Georgia Court Ruling on School Pensions Is Credit Negative: Moody's

BRADENTON, Fla. — A Georgia Supreme Court ruling that Atlanta's charter schools have no legal obligation to share in the Atlanta Independent School System's pension costs is a credit negative for school districts statewide, Moody's Investors Service said Monday.

"The $2.8 million of revenue that [Atlanta Independent] will return to the charter schools as a result of the ruling is not a large amount for the school system, but the dispute underscores the larger issue of charter school funding in Georgia and the negative implications for public school districts," Moody's analyst Michael D'Arcy wrote in a report.

Atlanta Public Schools, as the system is also known, had deducted $2.8 million from its payments to charter schools in 2012 to help fund a $38.6 million annual pension contribution payment to one of its two retirement plans, according to D'Arcy. On Sept. 23, the state Supreme Court ruled that Atlanta's charter schools don't have to share in APS's annual pension costs because their employees do not participate in the district's retirement plans.

"The ruling in favor of the charter schools will result in APS having to cover its full pension costs from its own revenue base, net of its payments to the charter schools," D'Arcy said. "The district's revenue base has shrunk in recent years as a result of state aid cutbacks, declining property tax revenues, and the end of the federal stimulus program."

As a result, less money has been available for APS to cover its pension contributions, which accounted for 11.9% of total district expenditures in fiscal 2012, he said. About 10% of Atlanta's 49,500 public school students were enrolled in charter schools in the 2011-12 school year. In fiscal 2012, APS had 12 charter schools, and this year there are 14.

APS finance officials could not immediately be reached for comment.

Louis Erste, director of the state Charter Schools Division for the Georgia Department of Education, said the state Supreme Court ruling only affected APS — and no other public school district — because state law requires that all charter schools participate in the Georgia Teachers Retirement System on their own.

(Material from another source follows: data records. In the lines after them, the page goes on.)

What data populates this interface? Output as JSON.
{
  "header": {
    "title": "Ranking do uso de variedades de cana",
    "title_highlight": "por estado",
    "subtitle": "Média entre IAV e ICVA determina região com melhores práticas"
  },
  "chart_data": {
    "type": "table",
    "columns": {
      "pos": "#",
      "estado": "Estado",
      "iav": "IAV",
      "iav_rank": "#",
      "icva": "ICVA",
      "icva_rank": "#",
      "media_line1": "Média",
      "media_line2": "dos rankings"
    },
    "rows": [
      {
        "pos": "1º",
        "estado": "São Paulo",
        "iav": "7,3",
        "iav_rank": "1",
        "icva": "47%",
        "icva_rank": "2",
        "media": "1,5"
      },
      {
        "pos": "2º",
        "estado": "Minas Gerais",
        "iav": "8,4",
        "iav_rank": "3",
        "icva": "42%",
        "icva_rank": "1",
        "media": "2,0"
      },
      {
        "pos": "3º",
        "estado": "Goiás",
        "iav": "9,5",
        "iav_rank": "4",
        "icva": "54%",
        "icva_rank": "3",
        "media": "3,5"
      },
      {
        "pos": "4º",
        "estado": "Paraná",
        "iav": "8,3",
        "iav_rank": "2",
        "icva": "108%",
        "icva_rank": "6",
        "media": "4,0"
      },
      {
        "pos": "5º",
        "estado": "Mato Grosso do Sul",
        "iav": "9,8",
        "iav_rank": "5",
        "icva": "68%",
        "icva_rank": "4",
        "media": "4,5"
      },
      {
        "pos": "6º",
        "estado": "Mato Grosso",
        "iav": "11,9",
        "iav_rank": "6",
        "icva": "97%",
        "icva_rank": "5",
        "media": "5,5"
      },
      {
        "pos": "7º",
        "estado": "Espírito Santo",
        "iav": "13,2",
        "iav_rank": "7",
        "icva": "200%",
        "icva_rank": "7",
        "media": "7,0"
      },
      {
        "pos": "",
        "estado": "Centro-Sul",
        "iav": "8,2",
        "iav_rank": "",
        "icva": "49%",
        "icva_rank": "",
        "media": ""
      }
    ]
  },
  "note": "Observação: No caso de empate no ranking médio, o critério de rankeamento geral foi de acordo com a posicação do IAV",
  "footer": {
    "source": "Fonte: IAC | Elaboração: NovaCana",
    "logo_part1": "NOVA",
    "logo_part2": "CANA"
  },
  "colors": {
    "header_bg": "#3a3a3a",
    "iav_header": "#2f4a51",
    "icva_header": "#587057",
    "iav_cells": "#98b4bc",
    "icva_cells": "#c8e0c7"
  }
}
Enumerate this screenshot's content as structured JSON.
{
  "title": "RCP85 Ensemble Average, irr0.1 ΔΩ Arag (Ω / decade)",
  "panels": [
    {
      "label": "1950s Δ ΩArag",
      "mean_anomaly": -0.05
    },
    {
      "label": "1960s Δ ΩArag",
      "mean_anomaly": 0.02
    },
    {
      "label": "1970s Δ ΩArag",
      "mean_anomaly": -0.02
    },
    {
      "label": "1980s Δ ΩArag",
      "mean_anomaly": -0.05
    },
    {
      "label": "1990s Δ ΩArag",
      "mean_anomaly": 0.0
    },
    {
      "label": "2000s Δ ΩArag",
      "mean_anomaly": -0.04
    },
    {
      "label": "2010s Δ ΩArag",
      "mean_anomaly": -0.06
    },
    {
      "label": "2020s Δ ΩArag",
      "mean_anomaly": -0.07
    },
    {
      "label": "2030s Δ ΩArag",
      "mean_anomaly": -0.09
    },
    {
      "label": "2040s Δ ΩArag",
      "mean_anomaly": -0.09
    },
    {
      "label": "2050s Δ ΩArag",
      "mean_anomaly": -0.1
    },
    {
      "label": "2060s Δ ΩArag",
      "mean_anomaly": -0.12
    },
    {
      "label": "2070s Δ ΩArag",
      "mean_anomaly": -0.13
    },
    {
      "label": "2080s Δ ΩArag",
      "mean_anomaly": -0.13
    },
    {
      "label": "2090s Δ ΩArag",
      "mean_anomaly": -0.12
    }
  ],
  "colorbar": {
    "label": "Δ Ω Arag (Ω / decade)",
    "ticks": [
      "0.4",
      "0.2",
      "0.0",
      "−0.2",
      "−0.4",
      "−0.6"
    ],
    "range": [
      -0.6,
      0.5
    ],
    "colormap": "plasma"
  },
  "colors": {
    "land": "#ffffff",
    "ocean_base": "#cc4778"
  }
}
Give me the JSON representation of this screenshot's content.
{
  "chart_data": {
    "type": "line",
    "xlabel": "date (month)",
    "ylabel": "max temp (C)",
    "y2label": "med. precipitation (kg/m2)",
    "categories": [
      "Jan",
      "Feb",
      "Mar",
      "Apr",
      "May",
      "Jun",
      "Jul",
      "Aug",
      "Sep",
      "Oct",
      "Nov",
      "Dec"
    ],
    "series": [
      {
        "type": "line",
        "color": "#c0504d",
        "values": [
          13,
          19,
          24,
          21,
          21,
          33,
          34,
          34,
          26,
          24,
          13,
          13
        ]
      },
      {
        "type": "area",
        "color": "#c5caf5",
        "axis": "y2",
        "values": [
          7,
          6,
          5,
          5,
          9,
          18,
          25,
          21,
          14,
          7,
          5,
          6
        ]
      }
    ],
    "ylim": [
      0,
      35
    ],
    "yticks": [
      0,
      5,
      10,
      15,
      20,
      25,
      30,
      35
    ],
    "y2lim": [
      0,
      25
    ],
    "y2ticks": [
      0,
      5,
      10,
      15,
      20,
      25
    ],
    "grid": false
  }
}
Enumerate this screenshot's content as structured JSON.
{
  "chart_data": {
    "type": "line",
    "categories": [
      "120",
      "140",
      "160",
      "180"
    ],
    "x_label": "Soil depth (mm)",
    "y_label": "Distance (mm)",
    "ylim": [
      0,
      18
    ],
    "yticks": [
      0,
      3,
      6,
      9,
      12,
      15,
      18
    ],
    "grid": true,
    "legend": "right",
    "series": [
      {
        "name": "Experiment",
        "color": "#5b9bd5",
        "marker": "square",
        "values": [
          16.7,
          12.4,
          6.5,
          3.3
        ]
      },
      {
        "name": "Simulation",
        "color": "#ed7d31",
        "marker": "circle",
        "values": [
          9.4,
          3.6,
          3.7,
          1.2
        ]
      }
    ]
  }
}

Atlanta attempted to spread costs of its "legacy" pension underfunding to charters that had not participated in the APS's plans, said Erste, who oversees 112 charter schools statewide this year. There were 108 last year.

"Given this APS-only scenario, it is therefore an overreaching and overly cautious statement by Moody's that, 'the ruling is a credit negative for…other K-12 public school districts in the state with an increasing charter school presence, because it bars districts from offloading a portion of their legacy costs onto charter schools,' " he said.

"Only APS made an ill-considered decision in 2012 to suddenly deviate from the law on how to fund charter schools when it began to 'offload… a portion of their legacy costs onto charter schools' by illegally subtracting funds from their charter schools' base funding to cover APS's pension funding mistakes of the past," Erste said.

The Atlanta Independent School System has about $17.4 million of general obligation bonds issued on its behalf by the city of Atlanta, according to the district's 2012 audit. In 2006, the district created the nonprofit Education Reform Success Inc. to issue certificates of participation for certain capital needs. About $8.4 million of unrated, privately placed COPs issued in 2006 are outstanding.

In 2011, Education Reform Success also issued $72.46 million of federally taxable, qualified school construction COPs, and $31.95 million of tax exempt COPs, which were outstanding at the end of fiscal 2012. They are rated Aa3 by Moody's and AA-by Standard & Poor's.

Like most public schools in Georgia, Atlanta funds capital needs primarily from special local option sales tax revenues, according to S&P.